A juíza Isabella Luiza Alonso Bittencourt, titular da 1ª Vara Judicial de Cidade Ocidental, decretou o divórcio de casal cujo marido alegou ter contraído matrimônio sem saber que a esposa tinha problemas psiquiátricos. O homem havia requerido anulação do casamento, que ocorreu em meados de 2024, mas a magistrada negou o pleito sob o entendimento de que não foram comprovados, por ele, os requisitos estabelecidos pelo Código Civil para a concessão de anulação.
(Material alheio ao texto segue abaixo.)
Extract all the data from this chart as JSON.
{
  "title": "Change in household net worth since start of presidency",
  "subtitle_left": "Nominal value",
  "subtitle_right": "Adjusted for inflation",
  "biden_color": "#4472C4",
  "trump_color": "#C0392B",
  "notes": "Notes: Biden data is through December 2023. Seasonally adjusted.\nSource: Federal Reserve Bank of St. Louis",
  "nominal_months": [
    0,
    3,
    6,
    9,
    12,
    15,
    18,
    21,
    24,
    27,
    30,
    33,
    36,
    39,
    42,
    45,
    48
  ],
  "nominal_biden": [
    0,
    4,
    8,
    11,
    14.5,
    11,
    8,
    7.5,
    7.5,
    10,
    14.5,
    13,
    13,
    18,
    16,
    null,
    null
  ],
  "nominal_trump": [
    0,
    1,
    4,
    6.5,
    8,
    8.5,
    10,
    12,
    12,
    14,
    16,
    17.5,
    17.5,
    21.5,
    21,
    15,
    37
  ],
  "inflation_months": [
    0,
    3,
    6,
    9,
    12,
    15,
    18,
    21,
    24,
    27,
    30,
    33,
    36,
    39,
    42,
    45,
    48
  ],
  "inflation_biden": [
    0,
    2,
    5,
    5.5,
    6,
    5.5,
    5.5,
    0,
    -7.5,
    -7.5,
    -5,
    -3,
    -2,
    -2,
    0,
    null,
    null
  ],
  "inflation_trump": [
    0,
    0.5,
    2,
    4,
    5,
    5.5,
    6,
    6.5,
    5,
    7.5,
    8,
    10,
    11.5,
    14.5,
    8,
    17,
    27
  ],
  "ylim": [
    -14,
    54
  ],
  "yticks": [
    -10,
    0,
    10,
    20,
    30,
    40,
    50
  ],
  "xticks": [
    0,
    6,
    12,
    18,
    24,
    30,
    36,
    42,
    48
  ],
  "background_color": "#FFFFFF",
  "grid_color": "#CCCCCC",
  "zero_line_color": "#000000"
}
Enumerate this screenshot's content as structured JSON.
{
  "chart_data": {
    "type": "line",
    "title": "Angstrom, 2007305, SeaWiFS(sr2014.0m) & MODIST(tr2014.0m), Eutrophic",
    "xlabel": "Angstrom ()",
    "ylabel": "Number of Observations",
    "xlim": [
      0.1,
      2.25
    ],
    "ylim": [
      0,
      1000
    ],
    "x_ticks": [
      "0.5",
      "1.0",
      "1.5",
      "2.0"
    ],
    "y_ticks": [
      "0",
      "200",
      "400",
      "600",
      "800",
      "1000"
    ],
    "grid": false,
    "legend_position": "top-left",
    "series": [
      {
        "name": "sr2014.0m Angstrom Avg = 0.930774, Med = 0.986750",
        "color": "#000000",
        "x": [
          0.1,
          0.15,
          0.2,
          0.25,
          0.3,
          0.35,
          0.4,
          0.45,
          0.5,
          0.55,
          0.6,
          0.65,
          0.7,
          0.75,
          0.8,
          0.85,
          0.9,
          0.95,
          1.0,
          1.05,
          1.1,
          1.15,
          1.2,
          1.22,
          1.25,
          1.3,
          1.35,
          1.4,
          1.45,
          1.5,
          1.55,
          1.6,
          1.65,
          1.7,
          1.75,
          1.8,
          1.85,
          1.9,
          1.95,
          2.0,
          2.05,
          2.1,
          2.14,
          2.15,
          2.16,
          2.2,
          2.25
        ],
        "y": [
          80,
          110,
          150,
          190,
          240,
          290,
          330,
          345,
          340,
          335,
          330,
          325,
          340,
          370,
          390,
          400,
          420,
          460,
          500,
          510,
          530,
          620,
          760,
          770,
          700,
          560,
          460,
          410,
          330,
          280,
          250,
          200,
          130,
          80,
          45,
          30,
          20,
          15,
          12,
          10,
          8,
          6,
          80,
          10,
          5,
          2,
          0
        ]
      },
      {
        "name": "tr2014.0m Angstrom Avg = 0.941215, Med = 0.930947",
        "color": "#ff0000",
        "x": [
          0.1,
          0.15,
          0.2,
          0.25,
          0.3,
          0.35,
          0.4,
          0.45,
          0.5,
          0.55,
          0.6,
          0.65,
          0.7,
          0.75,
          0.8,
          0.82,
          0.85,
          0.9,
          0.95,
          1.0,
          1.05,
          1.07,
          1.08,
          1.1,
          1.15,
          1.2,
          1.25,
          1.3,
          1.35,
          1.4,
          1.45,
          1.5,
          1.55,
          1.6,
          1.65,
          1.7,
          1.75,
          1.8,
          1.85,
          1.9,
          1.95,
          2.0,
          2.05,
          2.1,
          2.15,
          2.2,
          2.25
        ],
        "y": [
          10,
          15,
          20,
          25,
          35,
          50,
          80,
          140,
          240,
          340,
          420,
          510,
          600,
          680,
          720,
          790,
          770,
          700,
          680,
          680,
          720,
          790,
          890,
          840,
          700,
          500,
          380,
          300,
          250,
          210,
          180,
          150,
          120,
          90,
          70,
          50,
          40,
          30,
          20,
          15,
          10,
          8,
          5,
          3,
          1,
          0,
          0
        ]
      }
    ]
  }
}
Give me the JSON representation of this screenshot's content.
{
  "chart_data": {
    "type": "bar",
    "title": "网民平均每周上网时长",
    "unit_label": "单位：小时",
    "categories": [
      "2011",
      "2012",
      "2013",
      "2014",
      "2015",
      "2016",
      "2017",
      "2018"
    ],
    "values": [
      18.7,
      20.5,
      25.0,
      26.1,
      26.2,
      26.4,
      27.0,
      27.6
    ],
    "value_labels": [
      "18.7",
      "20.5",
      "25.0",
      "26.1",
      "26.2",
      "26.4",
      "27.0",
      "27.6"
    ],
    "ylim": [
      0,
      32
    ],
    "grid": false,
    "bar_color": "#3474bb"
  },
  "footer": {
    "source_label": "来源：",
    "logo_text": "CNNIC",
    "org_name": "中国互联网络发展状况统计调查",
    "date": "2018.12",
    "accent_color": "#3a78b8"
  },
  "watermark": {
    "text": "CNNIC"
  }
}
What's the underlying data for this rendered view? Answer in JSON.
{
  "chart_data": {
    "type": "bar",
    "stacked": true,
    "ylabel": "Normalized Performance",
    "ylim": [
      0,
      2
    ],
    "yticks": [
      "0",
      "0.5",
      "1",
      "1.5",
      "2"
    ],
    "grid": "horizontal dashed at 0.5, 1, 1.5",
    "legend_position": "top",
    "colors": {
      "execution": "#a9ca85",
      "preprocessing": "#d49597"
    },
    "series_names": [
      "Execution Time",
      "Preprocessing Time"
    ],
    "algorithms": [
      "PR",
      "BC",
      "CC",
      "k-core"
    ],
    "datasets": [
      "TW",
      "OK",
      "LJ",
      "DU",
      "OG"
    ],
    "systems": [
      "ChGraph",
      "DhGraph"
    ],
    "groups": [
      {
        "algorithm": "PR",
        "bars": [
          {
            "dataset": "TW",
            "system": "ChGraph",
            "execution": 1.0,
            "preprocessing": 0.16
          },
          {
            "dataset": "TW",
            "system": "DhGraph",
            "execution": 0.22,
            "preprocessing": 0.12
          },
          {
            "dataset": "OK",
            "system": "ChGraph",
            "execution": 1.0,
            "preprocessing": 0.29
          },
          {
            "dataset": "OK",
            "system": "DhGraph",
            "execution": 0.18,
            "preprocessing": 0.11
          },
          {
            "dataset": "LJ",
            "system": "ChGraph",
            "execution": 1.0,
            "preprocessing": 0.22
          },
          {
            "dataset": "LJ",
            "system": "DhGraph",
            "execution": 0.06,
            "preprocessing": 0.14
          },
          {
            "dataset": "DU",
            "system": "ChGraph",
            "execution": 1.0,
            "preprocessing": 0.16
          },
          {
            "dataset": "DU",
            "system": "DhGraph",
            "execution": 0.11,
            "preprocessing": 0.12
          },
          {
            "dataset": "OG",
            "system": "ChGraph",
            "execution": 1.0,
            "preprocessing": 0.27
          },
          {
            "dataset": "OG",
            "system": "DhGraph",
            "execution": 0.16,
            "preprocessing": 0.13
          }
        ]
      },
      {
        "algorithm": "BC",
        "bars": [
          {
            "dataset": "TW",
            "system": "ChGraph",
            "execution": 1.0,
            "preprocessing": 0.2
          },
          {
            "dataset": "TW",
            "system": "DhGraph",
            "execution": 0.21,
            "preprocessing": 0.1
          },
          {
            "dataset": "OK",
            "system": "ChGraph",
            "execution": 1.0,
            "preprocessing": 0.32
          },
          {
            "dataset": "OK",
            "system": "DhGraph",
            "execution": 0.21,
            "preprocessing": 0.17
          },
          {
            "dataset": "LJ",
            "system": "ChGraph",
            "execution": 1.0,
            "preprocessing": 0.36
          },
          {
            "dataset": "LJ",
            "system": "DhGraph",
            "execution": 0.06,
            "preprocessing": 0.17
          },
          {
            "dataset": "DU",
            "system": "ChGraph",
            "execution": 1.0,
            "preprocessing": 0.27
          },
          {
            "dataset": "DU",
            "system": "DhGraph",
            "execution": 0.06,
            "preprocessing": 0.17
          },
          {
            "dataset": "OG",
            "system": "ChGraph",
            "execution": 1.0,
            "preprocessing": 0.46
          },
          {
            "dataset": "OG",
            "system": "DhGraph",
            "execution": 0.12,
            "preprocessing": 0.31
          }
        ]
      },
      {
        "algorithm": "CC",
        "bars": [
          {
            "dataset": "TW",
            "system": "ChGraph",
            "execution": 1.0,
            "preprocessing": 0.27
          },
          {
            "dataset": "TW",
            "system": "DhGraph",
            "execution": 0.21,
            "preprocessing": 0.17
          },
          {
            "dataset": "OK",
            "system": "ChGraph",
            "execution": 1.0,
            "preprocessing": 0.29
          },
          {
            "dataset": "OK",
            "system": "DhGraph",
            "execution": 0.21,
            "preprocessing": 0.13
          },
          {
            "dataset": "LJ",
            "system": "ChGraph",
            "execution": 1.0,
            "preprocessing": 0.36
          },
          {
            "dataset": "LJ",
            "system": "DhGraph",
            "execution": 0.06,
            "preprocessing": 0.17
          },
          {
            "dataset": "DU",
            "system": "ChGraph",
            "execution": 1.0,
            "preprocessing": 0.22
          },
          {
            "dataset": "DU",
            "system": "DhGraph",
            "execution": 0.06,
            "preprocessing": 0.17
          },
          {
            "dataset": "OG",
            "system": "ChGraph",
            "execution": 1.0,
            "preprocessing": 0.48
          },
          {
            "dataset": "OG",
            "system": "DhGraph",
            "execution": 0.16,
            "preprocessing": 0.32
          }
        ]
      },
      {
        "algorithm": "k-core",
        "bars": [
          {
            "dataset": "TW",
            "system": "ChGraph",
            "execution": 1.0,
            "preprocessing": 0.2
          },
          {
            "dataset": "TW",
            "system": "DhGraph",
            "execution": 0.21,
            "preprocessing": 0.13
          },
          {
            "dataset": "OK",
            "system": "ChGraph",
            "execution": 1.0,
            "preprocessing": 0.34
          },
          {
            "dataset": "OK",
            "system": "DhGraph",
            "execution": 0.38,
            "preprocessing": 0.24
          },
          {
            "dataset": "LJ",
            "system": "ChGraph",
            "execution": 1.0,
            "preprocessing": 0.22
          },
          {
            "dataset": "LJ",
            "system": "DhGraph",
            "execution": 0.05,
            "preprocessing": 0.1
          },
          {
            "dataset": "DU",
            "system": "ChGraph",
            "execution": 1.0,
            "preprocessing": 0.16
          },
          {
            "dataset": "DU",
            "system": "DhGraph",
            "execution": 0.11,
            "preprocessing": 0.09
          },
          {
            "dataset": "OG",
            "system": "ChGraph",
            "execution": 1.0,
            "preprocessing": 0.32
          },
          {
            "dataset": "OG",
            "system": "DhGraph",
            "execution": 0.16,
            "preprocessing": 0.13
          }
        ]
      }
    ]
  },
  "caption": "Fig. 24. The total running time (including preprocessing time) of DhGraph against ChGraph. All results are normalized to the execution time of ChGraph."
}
Na Ação de Anulação de Casamento, o homem relatou que se sentiu enganado pela companheira vez que ela se mostrava lúcida, sem problemas de saúde, no entanto, duas semanas após a cerimônia de união, a vida do novo casal tornou-se insuportável porque ela começou a apresentar atitudes suspeitas. Segundo ele, só então descobriu que ela sofria de distúrbios mentais com episódios maníacos, agitação psicomotora, disforia, irritabilidade, agressividade, conflitos interpessoais, gastos irresponsáveis e delírios.
O marido afirmou, ainda, que, em determinado dia, sua esposa entrou em surto psicótico durante a madrugada e chegou a agredir uma vizinha. Em seguida, ela teria jogado no lixo todos os itens da casa na cor vermelha, afirmando que ouviu vozes que a proibiram de ter coisas daquela cor.
Erro essencial
Ele solicitou a anulação do casamento alegando que houve, no caso, o chamado “erro essencial”, uma das condições em que o Código Civil (CC) a autoriza. Ao analisar o pleito, Isabella Luiz Alongo Bittencourt pontuou que artigo 1.150 do CC autoriza a anulação de casamento, entre outras situações, naquelas em que se comprovar “vício de vontade”. Este, por sua vez é definido pelo artigo 1.556 do mesmo diploma legal como, entre outras situações, nas quais um dos cônjuges tenha se casado desconhecendo que o companheiro tem algum defeito físico irremediável que não caracterize deficiência ou de moléstia grave e transmissível, por contágio ou herança, capaz de pôr em risco a saúde do companheiro ou de seus descendentes.
Ao negar a anulação do casamento, a juíza ponderou que no caso não est =A3o presentes as condições exigidas pelo Código Civil para sua concessão. É que nos autos, diversos depoimentos, inclusive do próprio marido, deixaram evidente que a relação das famílias do casal era antiga e que ele era, inclusive, compadre da mãe de sua esposa. Ele admitiu que sabia que ela usava medicamentos, mas que desconhecia a finalidade deles. Testemunhas, contudo, relataram que frequentemente o casal ia junto buscar o medicamento dela.
Diante das provas, a magistrada considerou estar visível no processo que o marido possuía, sim, ciência de que a companheira fazia tratamento médico periódico, o que demonstra não ser verdade que ele só descobriu a doença dela após o casamento, circunstância exigida pelo Código Civil para a anulação.
Perspectiva de gênero
“Ressalte-se a necessidade de se analisar o feito com base no Protocolo para Julgamento com Perspectiva de Gênero, uma vez que tal óptica oferece um olhar crítico sobre as desigualdades sociais e jurídicas, destacando o impacto desproporcional sobre as mulheres”, destacou Isabella Alonso, ao acrescentar que, no âmbito jurídico, a aplicação do protocolo em questão busca promover decisões mais equitativas, considerando não apenas a igualdade formal, mas também as barreiras estruturais que perpetuam desigualdades.
Padrões idealizados
A magistrada frisou, ainda: “Sabe-se que, historicamente, muitos homens foram criados para buscar mulheres que se encaixassem em padrões idealizados, tais como beleza impecável, submissão, habilidades domésticas e maternas, caráter irrepreensível, de modo que, com a convivência, ao se depararem com mulheres ‘reais’ com desejos, limitações e personalidade própria, poderiam se sentir enganados ou decepcionados, gerando, em algumas oportunidades, pedidos como a presente demanda”
Machismo estrutural
Apesar de reconhecer avanços sobre tal situação ao longo dos anos, com notórias repercussões no âmbito jurídico, Isabella Luiz Alonso arrematou: “É inequívoco que o machismo estrutural continua presente em nosso ordenamento jurídico, sendo essencial que a concepção do casamento se transforme em um modelo mais inclusivo e humano, fundamentado na igualdade, no respeito, deixando para trás ideais ultrapassados e excludentes, mormente considerando que a mulher não deve ser vista como um objeto nas relações e também que seu valor não deve ser medido com base em sua capacidade de atender as necessidades do marido”.